Firmonertinib

Clinical data
- Other names: Alflutinib mesylate; AST-2818; Furmonertinib; Furmonertinib mesylate; Iflutinib mesylate; Ivesa; Vometinib mesylate

Legal status
- Legal status: investigational;

Identifiers
- IUPAC name N-[2-[2-(dimethylamino)ethyl-methylamino]-5-[[4-(1-methylindol-3-yl)pyrimidin-2-yl]amino]-6-(2,2,2-trifluoroethoxy)-3-pyridinyl]prop-2-enamide;
- CAS Number: 1869057-83-9;
- PubChem CID: 118861389;
- IUPHAR/BPS: 10477;
- DrugBank: DB16087;
- ChemSpider: 81367235;
- UNII: A49A7A5YN4;
- KEGG: D12956;
- ChEBI: CHEBI:756763;
- ChEMBL: ChEMBL4297258;

Chemical and physical data
- Formula: C_{28}H_{31}F_{3}N_{8}O_{2}
- Molar mass: 568.605 g·mol^{−1}
- 3D model (JSmol): Interactive image;
- SMILES CN1C=C(C2=CC=CC=C21)C3=NC(=NC=C3)NC4=C(N=C(C(=C4)NC(=O)C=C)N(C)CCN(C)C)OCC(F)(F)F;
- InChI InChI=InChI=1S/C28H31F3N8O2/c1-6-24(40)33-21-15-22(26(41-17-28(29,30)31)36-25(21)38(4)14-13-37(2)3)35-27-32-12-11-20(34-27)19-16-39(5)23-10-8-7-9-18(19)23/h6-12,15-16H,1,13-14,17H2,2-5H3,(H,33,40)(H,32,34,35); Key:GHKOONMJXNWOIW-UHFFFAOYSA-N;

= Firmonertinib =

Firmonertinib (previously referred to as alflutinib and furmonertinib) is targeted drug that that is approved in China for the treatment of non-small cell lung cancer (NSCLC).

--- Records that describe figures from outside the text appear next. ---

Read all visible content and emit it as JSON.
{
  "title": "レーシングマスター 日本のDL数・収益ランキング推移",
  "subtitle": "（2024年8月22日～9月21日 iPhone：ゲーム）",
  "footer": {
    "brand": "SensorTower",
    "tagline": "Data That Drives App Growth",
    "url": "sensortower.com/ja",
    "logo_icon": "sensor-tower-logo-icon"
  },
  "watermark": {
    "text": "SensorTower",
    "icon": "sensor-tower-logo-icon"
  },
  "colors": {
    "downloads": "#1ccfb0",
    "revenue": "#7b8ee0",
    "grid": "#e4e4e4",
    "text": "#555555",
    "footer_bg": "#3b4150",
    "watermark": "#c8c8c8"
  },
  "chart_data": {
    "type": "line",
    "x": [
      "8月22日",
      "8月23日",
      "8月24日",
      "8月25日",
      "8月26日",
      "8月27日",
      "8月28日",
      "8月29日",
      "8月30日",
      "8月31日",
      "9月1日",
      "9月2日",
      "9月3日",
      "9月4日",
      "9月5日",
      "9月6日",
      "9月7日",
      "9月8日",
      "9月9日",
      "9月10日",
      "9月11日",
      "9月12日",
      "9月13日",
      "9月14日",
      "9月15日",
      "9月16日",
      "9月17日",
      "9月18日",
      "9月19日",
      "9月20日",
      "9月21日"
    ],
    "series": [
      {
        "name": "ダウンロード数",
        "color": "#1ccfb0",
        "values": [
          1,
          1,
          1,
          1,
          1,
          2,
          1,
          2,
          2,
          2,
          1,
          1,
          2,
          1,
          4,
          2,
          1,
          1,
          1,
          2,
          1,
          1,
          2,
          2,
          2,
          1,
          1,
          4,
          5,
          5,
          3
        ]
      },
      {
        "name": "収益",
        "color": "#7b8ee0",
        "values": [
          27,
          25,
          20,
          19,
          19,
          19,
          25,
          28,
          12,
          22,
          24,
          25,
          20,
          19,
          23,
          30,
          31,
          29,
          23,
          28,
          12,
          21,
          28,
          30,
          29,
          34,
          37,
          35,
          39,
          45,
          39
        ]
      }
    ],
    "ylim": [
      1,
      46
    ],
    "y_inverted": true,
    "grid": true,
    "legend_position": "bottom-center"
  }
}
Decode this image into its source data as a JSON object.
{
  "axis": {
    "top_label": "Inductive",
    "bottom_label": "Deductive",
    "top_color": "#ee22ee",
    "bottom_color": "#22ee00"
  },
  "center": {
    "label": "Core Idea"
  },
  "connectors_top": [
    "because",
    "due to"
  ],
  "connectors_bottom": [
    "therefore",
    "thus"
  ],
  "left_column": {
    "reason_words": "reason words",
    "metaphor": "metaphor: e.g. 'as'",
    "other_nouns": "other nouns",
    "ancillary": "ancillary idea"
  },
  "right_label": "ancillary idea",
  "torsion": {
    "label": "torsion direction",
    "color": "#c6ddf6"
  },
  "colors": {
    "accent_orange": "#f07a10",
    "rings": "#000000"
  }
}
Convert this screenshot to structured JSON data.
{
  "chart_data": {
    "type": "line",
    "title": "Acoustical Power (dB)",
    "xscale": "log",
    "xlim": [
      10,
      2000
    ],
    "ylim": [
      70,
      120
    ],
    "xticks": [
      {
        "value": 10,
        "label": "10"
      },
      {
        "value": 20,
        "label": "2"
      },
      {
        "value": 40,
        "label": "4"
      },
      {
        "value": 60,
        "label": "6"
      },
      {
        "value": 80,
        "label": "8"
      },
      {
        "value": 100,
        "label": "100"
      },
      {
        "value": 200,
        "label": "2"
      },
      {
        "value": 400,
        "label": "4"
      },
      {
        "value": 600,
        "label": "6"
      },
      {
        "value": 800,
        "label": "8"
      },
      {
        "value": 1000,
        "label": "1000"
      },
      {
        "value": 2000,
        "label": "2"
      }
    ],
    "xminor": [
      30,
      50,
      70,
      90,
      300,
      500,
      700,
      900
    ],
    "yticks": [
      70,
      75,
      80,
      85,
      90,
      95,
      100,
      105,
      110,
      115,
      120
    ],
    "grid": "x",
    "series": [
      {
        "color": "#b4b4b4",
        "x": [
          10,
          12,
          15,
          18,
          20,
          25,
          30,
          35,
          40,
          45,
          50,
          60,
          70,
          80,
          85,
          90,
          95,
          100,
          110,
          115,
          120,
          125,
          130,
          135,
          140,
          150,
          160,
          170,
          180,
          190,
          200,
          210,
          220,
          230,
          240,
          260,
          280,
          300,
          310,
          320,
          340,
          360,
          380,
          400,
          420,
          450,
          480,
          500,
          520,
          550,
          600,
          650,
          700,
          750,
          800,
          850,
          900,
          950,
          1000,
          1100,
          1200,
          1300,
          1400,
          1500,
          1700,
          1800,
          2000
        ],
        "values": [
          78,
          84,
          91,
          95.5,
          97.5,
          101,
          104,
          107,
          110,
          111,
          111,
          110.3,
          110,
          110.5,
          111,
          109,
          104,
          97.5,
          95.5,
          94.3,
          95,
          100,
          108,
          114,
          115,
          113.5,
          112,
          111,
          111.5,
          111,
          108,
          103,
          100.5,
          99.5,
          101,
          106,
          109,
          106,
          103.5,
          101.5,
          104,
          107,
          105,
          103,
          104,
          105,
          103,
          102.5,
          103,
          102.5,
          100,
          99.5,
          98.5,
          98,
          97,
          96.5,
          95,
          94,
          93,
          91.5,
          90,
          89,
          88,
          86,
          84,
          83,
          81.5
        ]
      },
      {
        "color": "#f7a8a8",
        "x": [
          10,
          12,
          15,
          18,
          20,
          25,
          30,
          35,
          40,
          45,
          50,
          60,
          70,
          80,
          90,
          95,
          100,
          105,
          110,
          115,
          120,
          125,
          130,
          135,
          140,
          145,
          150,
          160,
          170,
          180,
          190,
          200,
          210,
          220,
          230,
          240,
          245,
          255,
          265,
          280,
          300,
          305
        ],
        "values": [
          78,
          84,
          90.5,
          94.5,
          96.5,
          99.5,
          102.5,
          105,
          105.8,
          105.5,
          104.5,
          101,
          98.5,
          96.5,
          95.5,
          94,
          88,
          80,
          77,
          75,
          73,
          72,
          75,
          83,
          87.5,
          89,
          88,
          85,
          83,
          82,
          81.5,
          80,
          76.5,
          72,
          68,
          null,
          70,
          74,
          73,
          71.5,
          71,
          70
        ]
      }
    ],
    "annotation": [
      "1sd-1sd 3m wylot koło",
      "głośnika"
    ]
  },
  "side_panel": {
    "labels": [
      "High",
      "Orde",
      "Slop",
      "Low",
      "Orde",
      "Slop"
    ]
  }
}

The originator of the drug was Shanghai Allist Pharmaceuticals. It is now being developed outside China through a licensing deal with ArriVent BioPharma, Inc. for the same indication. It is a epidermal growth factor receptor (EGFR) antagonist.

== Pharmacology ==
Firmonertinib is an EGFR inhibitor that binds irreversibly through a chemical reactive acrylamide to the Cys-797 residue of the ATP-binding site of EGFR via a Michael addition to form a covalent bond. It has binding selectivity for T790M mutant over wild‑type EGFR.

== Clinical trials ==
Firmonertinib is currently in phase 3 clinical trials in North America, Europe, and Asia for non-small cell lung cancer in the.

== Approvals ==
It was approved for use in China in 2021 in NSCLC patients with confirmed EGFR T790M mutations.